Herrick was even more pessimistic. He cited the New Mexico Independent as an exception to the local rule in that it’s run as a nonprofit, not relying on advertising or subscriptions for its revenue. But even that, he said, is not enough.

“No web operation, including NMI, has the staff and other resources needed for major sustained efforts of original coverage on issues that can match what traditional papers have been able to provide in the past,” he said.

“Nonprofit foundations, such as the Center for Independent Media and the Poynter Institute, will only carry us so far,” Herrick continued. The New Mexico Independent is one of six news Web sites sponsored by the Center for Independent Media.

Raw numbers do not tell the entire audience story. Changes in strategy are at work that mirror the aspiration of newspaper organizations to transform themselves into diversified publishing ventures on multiple platforms.
–Pew Project for Excellence in Journalism’s The State of the News Media

For his part, Fleck still sees advantages in the dead-tree press. “The audience for the ‘paper product’ actually remains large,” Fleck writes in an e-mail. We’ve got a ton of paying customers who still want their news that way – far more than any New Mexico online publication.”

In 2005 the Albuquerque Journal had a circulation of 108,177 daily and 150,787 on Sundays, giving it the 98th-highest circulation in the country. As of the beginning of 2009 the circulation had dropped to 102,266 daily and 134,110 on Sundays. Despite the drop, the paper is now ranked 88th, according to the media monitoring firm Burrelles Luce.

And while there are some national online news organizations that thrive — Fleck pointed out Talking Points Memo — he said there is “little on the local-regional level.”
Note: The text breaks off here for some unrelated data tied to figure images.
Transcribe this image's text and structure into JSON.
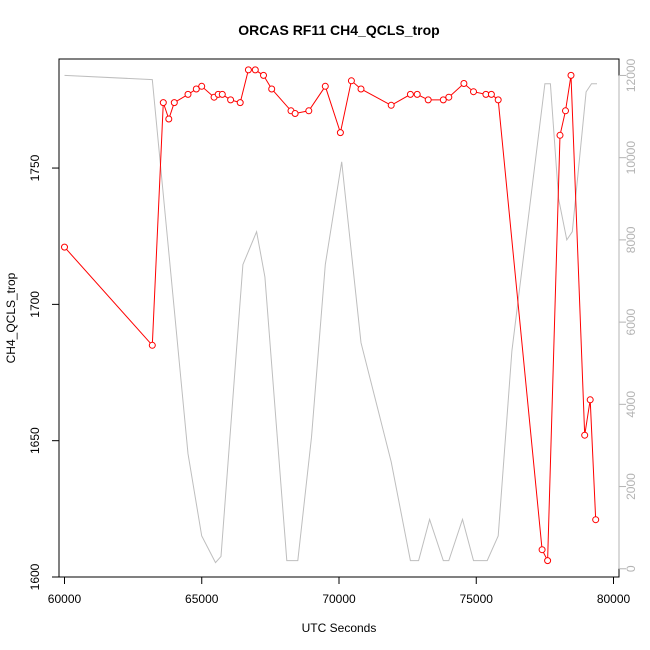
{
  "chart_data": {
    "type": "line",
    "title": "ORCAS RF11 CH4_QCLS_trop",
    "xlabel": "UTC Seconds",
    "ylabel": "CH4_QCLS_trop",
    "y2label": "",
    "xlim": [
      59800,
      80200
    ],
    "ylim": [
      1600,
      1790
    ],
    "y2lim": [
      -200,
      12400
    ],
    "x_ticks": [
      60000,
      65000,
      70000,
      75000,
      80000
    ],
    "y_ticks": [
      1600,
      1650,
      1700,
      1750
    ],
    "y2_ticks": [
      0,
      2000,
      4000,
      6000,
      8000,
      10000,
      12000
    ],
    "grid": false,
    "colors": {
      "primary": "#ff0000",
      "secondary": "#bebebe",
      "axis": "#000000",
      "axis2": "#b3b3b3"
    },
    "series": [
      {
        "axis": "left",
        "style": "line+points",
        "x": [
          60000,
          63200,
          63600,
          63800,
          64000,
          64500,
          64800,
          65000,
          65450,
          65600,
          65750,
          66050,
          66400,
          66700,
          66950,
          67250,
          67550,
          68250,
          68400,
          68900,
          69500,
          70050,
          70450,
          70800,
          71900,
          72600,
          72850,
          73250,
          73800,
          74000,
          74550,
          74900,
          75350,
          75550,
          75800,
          77400,
          77600,
          78050,
          78250,
          78450,
          78950,
          79150,
          79350
        ],
        "y": [
          1721,
          1685,
          1774,
          1768,
          1774,
          1777,
          1779,
          1780,
          1776,
          1777,
          1777,
          1775,
          1774,
          1786,
          1786,
          1784,
          1779,
          1771,
          1770,
          1771,
          1780,
          1763,
          1782,
          1779,
          1773,
          1777,
          1777,
          1775,
          1775,
          1776,
          1781,
          1778,
          1777,
          1777,
          1775,
          1610,
          1606,
          1762,
          1771,
          1784,
          1652,
          1665,
          1621
        ]
      },
      {
        "axis": "right",
        "style": "line",
        "x": [
          60000,
          63200,
          64000,
          64500,
          65000,
          65500,
          65700,
          66500,
          67000,
          67300,
          68100,
          68300,
          68500,
          69000,
          69500,
          70100,
          70800,
          71900,
          72600,
          72900,
          73300,
          73800,
          74000,
          74500,
          74900,
          75400,
          75800,
          76300,
          77500,
          77700,
          78000,
          78300,
          78500,
          79000,
          79200,
          79400
        ],
        "y": [
          12000,
          11900,
          6300,
          2800,
          800,
          150,
          300,
          7400,
          8200,
          7100,
          200,
          200,
          200,
          3200,
          7400,
          9900,
          5500,
          2600,
          200,
          200,
          1200,
          200,
          200,
          1200,
          200,
          200,
          800,
          5300,
          11800,
          11800,
          9000,
          8000,
          8200,
          11600,
          11800,
          11800
        ]
      }
    ]
  }
}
Herrick went further — and provided a bleak outlook. He said traditional newspapers are “the direct or indirect sources of almost all the news content that appears on the web today.”

“What happens if those major outlets disappear or are severely diminished?” he asked, proceeding to answer his own question:

The regrettable answer is that we will be largely left depending for our information on the growing ‘gift economy,’ in which businesses rely on public relations releases and the free labor of bloggers and so-called citizen journalists rather than paid, professional skilled employees. That is not a sustainable model for a democracy that depends on an informed America.